Translate \(XYZ\) using directed line segment \(YC\). Rotate \(X’Y’Z’\) using \(C\) as the center so that \(X’\) coincides with \(A\). Reflect \(X’’Y’’Z’’\) across line \(AC\).

### Problem 4

Triangle \(HEF\) is the image of triangle \(FGH\) after a 180 degree rotation around point \(K\). Select **all** statements that must be true.

Triangle \(HGF\) is congruent to triangle \(FEH\).

Triangle \(GFH \) is congruent to triangle \(EFH\).

Angle \(KHE\) is congruent to angle \(KHG\).

Angle \(GHK\) is congruent to angle \(EFK\).

Segment \(EH\) is congruent to segment \(GH\).

Segment \(HG\) is congruent to segment \(FE\).
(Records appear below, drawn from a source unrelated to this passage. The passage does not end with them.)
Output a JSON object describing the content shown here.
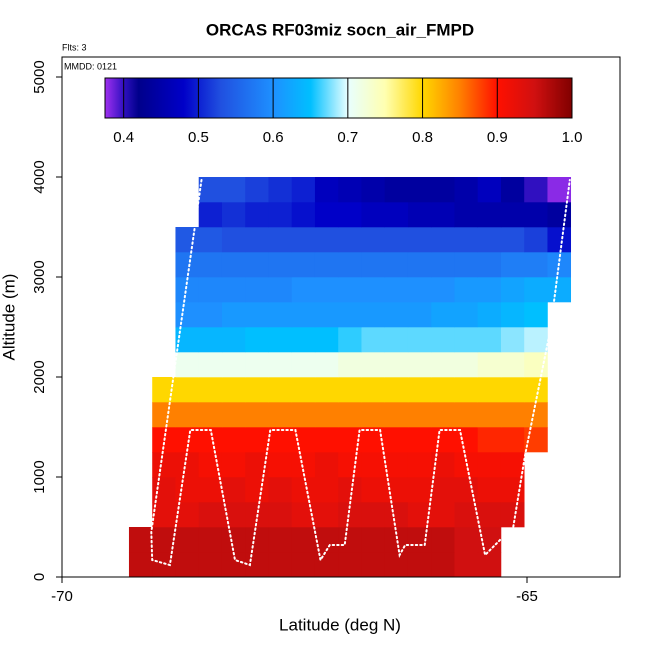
{
  "chart_data": {
    "type": "heatmap",
    "title": "ORCAS RF03miz socn_air_FMPD",
    "flights_note": "Flts: 3",
    "date_note": "MMDD: 0121",
    "xlabel": "Latitude (deg N)",
    "ylabel": "Altitude (m)",
    "xlim": [
      -70,
      -64
    ],
    "ylim": [
      0,
      5200
    ],
    "xticks": [
      -70,
      -65
    ],
    "yticks": [
      0,
      1000,
      2000,
      3000,
      4000,
      5000
    ],
    "xbins": [
      -69.28,
      -69.03,
      -68.78,
      -68.53,
      -68.28,
      -68.03,
      -67.78,
      -67.53,
      -67.28,
      -67.03,
      -66.78,
      -66.53,
      -66.28,
      -66.03,
      -65.78,
      -65.53,
      -65.28,
      -65.03,
      -64.78,
      -64.53
    ],
    "ybins": [
      0,
      250,
      500,
      750,
      1000,
      1250,
      1500,
      1750,
      2000,
      2250,
      2500,
      2750,
      3000,
      3250,
      3500,
      3750,
      4000
    ],
    "values": [
      [
        0.96,
        0.96,
        0.96,
        0.96,
        0.96,
        0.96,
        0.96,
        0.96,
        0.96,
        0.96,
        0.96,
        0.96,
        0.96,
        0.96,
        0.95,
        0.95,
        null,
        null,
        null
      ],
      [
        0.96,
        0.96,
        0.96,
        0.96,
        0.96,
        0.96,
        0.96,
        0.96,
        0.96,
        0.96,
        0.96,
        0.96,
        0.96,
        0.96,
        0.95,
        0.95,
        null,
        null,
        null
      ],
      [
        null,
        0.93,
        0.93,
        0.94,
        0.94,
        0.94,
        0.94,
        0.93,
        0.93,
        0.94,
        0.94,
        0.94,
        0.93,
        0.93,
        0.94,
        0.94,
        0.94,
        null,
        null
      ],
      [
        null,
        0.93,
        0.92,
        0.92,
        0.93,
        0.92,
        0.93,
        0.92,
        0.92,
        0.93,
        0.92,
        0.92,
        0.92,
        0.93,
        0.93,
        0.92,
        0.92,
        null,
        null
      ],
      [
        null,
        0.92,
        0.92,
        0.91,
        0.91,
        0.92,
        0.91,
        0.91,
        0.92,
        0.91,
        0.91,
        0.91,
        0.91,
        0.92,
        0.91,
        0.91,
        0.91,
        null,
        null
      ],
      [
        null,
        0.9,
        0.9,
        0.9,
        0.9,
        0.9,
        0.9,
        0.9,
        0.9,
        0.9,
        0.9,
        0.9,
        0.9,
        0.9,
        0.9,
        0.89,
        0.89,
        0.88,
        null
      ],
      [
        null,
        0.85,
        0.85,
        0.85,
        0.85,
        0.85,
        0.85,
        0.85,
        0.85,
        0.85,
        0.85,
        0.85,
        0.85,
        0.85,
        0.85,
        0.85,
        0.85,
        0.85,
        null
      ],
      [
        null,
        0.8,
        0.8,
        0.8,
        0.8,
        0.8,
        0.8,
        0.8,
        0.8,
        0.8,
        0.8,
        0.8,
        0.8,
        0.8,
        0.8,
        0.8,
        0.8,
        0.8,
        null
      ],
      [
        null,
        null,
        0.71,
        0.71,
        0.71,
        0.71,
        0.71,
        0.71,
        0.71,
        0.72,
        0.72,
        0.72,
        0.72,
        0.72,
        0.72,
        0.73,
        0.73,
        0.74,
        null
      ],
      [
        null,
        null,
        0.64,
        0.64,
        0.64,
        0.65,
        0.65,
        0.65,
        0.65,
        0.66,
        0.67,
        0.67,
        0.67,
        0.67,
        0.67,
        0.67,
        0.68,
        0.69,
        null
      ],
      [
        null,
        null,
        0.6,
        0.6,
        0.61,
        0.61,
        0.61,
        0.61,
        0.61,
        0.61,
        0.61,
        0.61,
        0.61,
        0.62,
        0.62,
        0.63,
        0.64,
        0.65,
        null
      ],
      [
        null,
        null,
        0.59,
        0.59,
        0.59,
        0.59,
        0.59,
        0.6,
        0.6,
        0.6,
        0.6,
        0.6,
        0.6,
        0.6,
        0.61,
        0.61,
        0.62,
        0.63,
        0.63
      ],
      [
        null,
        null,
        0.57,
        0.57,
        0.57,
        0.57,
        0.57,
        0.57,
        0.57,
        0.57,
        0.57,
        0.57,
        0.57,
        0.57,
        0.57,
        0.57,
        0.58,
        0.58,
        0.59
      ],
      [
        null,
        null,
        0.54,
        0.54,
        0.53,
        0.53,
        0.53,
        0.53,
        0.53,
        0.53,
        0.53,
        0.53,
        0.53,
        0.53,
        0.53,
        0.53,
        0.53,
        0.52,
        0.49
      ],
      [
        null,
        null,
        null,
        0.5,
        0.51,
        0.5,
        0.5,
        0.49,
        0.48,
        0.48,
        0.47,
        0.47,
        0.46,
        0.46,
        0.45,
        0.45,
        0.45,
        0.45,
        0.44
      ],
      [
        null,
        null,
        null,
        0.53,
        0.53,
        0.52,
        0.51,
        0.5,
        0.47,
        0.46,
        0.45,
        0.44,
        0.44,
        0.44,
        0.45,
        0.47,
        0.44,
        0.4,
        0.38
      ]
    ],
    "clim": [
      0.375,
      1.0
    ],
    "cticks": [
      0.4,
      0.5,
      0.6,
      0.7,
      0.8,
      0.9,
      {
        "value": 1,
        "label": "1.0"
      }
    ],
    "colorscale": [
      {
        "value": 0.375,
        "color": "#a030f0"
      },
      {
        "value": 0.4,
        "color": "#3010c0"
      },
      {
        "value": 0.42,
        "color": "#00008b"
      },
      {
        "value": 0.48,
        "color": "#0000c8"
      },
      {
        "value": 0.53,
        "color": "#2050e0"
      },
      {
        "value": 0.6,
        "color": "#1e90ff"
      },
      {
        "value": 0.65,
        "color": "#00bfff"
      },
      {
        "value": 0.7,
        "color": "#e8ffff"
      },
      {
        "value": 0.75,
        "color": "#ffffb0"
      },
      {
        "value": 0.8,
        "color": "#ffd700"
      },
      {
        "value": 0.85,
        "color": "#ff8000"
      },
      {
        "value": 0.9,
        "color": "#ff1000"
      },
      {
        "value": 0.95,
        "color": "#d01010"
      },
      {
        "value": 1.0,
        "color": "#800000"
      }
    ],
    "track": {
      "color": "#ffffff",
      "x": [
        -68.5,
        -69.04,
        -69.03,
        -68.84,
        -68.62,
        -68.4,
        -68.14,
        -67.98,
        -67.76,
        -67.49,
        -67.22,
        -67.12,
        -66.96,
        -66.8,
        -66.58,
        -66.37,
        -66.31,
        -66.1,
        -65.94,
        -65.72,
        -65.45,
        -65.29,
        -65.18,
        -65.02,
        -64.75,
        -64.54
      ],
      "y": [
        3970,
        450,
        170,
        120,
        1470,
        1470,
        170,
        120,
        1470,
        1470,
        170,
        320,
        320,
        1470,
        1470,
        220,
        320,
        320,
        1470,
        1470,
        220,
        370,
        320,
        1220,
        2470,
        3970
      ]
    }
  }
}
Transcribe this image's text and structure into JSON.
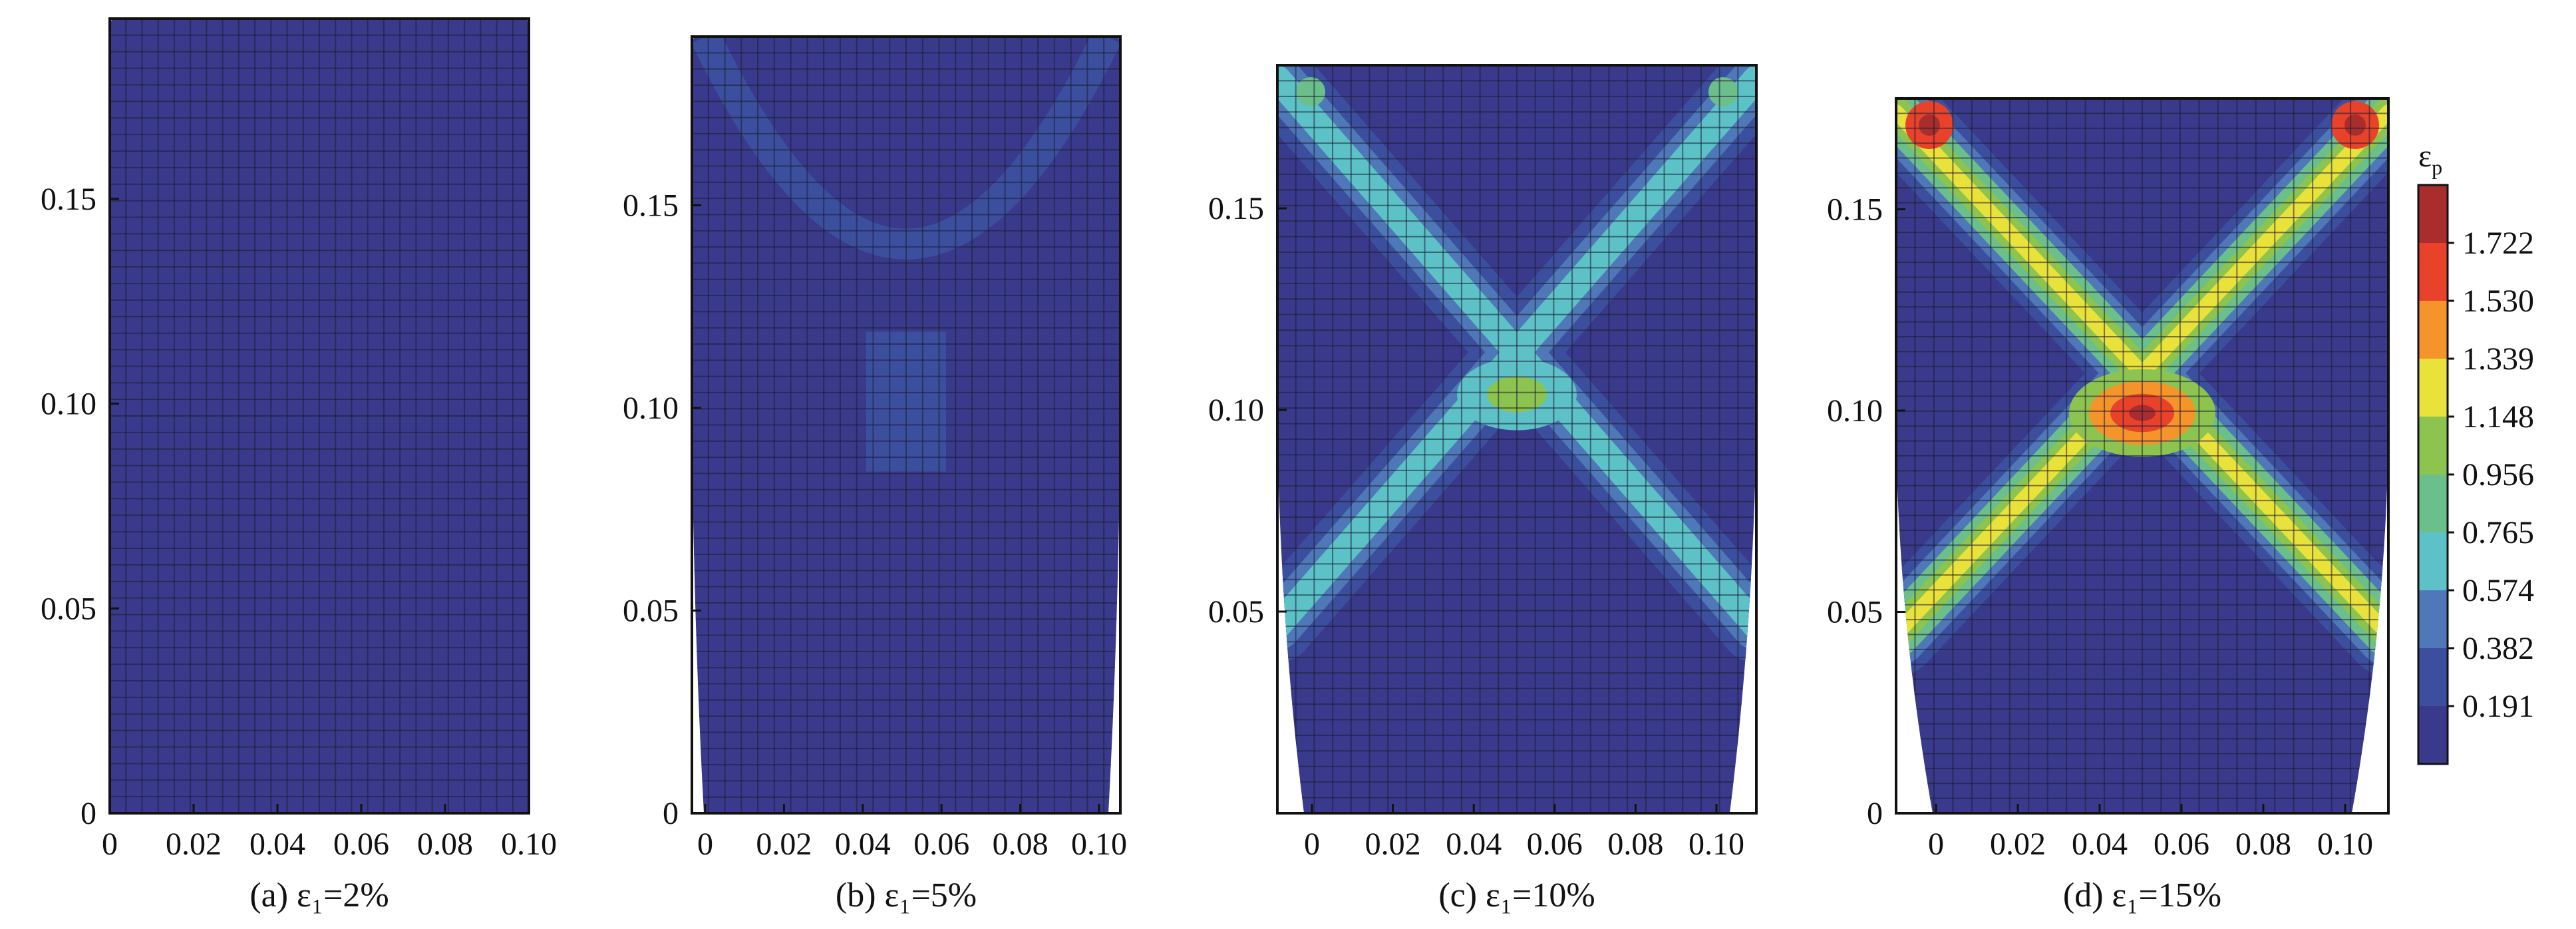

Segment \(FH\) is congruent to segment \(HF\).

### Problem 5

Line \(SD\) is a line of symmetry for figure \(ASMHZDPX\). Tyler says that \(ASDPX\) is congruent to \(SMDZH\) because sides \(AS\) and \(MS\) are corresponding.

- Why is Tyler's congruence statement incorrect?
- Write a correct congruence statement for the pentagons.

### Problem 6

Triangle \(ABC\) is congruent to triangle \(DEF\). Select **all** the statements that are a result of corresponding parts of congruent triangles being congruent.

Segment \(AC\) is congruent to segment \(EF\).

Segment \(BC\) is congruent to segment \(EF\).

Angle \(BAC\) is congruent to angle \(EDF\).

Angle \(BCA\) is congruent to angle \(EDF\).

Angle \(CBA\) is congruent to angle \(FED\).

### Problem 7

When triangle \(ABC\) is reflected across line \(AB\), the image is triangle \(ABD\). Why is angle \(ACD\) congruent to angle \(ADB\)?

Corresponding parts of congruent figures are congruent.

Congruent parts of congruent figures are corresponding.

Segment \(AB\) is a perpendicular bisector of segment \(DC\).

An isosceles triangle has a pair of congruent angles.

### Problem 8

Line \(DE\) is parallel to line \(BC\).

- What is the measure of angle \(EAC\)?
- What is the measure of angle \(DAB\)?